Time-resolved fluoroimmunoassay for unconjugated estrogen in urine: comparison with a fluorometric assay for total estrogen and application in an in vitro fertilization program

CM Thomas, RJ van den Berg, MF Segers, LM Geelen, JM Hollanders, WH Doesburg and PC Houx
Department of Obstetrics & Gynaecology, Sint-Radboud University Hospital, Nijmegen, The Netherlands.

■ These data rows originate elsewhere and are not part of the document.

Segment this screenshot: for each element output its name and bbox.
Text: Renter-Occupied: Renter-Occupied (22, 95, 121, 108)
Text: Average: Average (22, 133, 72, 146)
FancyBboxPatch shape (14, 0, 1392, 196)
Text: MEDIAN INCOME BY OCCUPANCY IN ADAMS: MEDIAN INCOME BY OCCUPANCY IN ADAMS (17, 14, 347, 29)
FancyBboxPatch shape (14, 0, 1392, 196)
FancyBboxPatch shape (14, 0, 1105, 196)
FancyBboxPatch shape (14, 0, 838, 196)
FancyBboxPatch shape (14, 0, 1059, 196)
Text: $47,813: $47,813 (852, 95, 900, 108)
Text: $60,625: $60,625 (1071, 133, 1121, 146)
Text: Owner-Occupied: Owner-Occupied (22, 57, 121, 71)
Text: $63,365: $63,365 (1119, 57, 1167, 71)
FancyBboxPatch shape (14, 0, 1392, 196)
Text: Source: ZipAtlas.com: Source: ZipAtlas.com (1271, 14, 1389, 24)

A time-resolved fluoroimmunoassay (TR-FIA) for unconjugated estrogens in human urine is described. 6-Keto-17 beta-estradiol-6-(O- carboxymethyl)oxime:bovine serum albumin is immobilized onto microtiter strip wells and the coated wells are incubated with 17 beta-estradiol standard preparations or unknowns with a polyclonal antiserum to 17 beta-estradiol-16,17-monosuccinyl:albumin. The antiserum-bound estrogen is detected by incubation with a europium-labeled anti-rabbit IgG that serves as both second antibody and tracer. After the immunoreactions, the bound portion of the labeled antiserum is quantified by dissociating the Eu3+ in a fluorescence-enhancement solution and measuring its fluorescence with a time-resolved fluorometer. The detection limit of the TR-FIA is 24 pmol of 17 beta-estradiol per liter; the analytical range extends to 1.8 nmol/L. This assay is a convenient alternative to radioimmunoassay and to the automated Kober- Ittrich fluorometry of total estrogen. Its advantages include short counting times; use of nonradioactive, stable reagents, all of which are commercially available; and more nearly complete automation. We conclude that this TR-FIA, compared with the Kober-Ittrich fluorometric assay (J Endocrinol 1957; 16:49-56), provides the clinician with equivalent information during follicular development therapy as part of an in vitro fertilization program.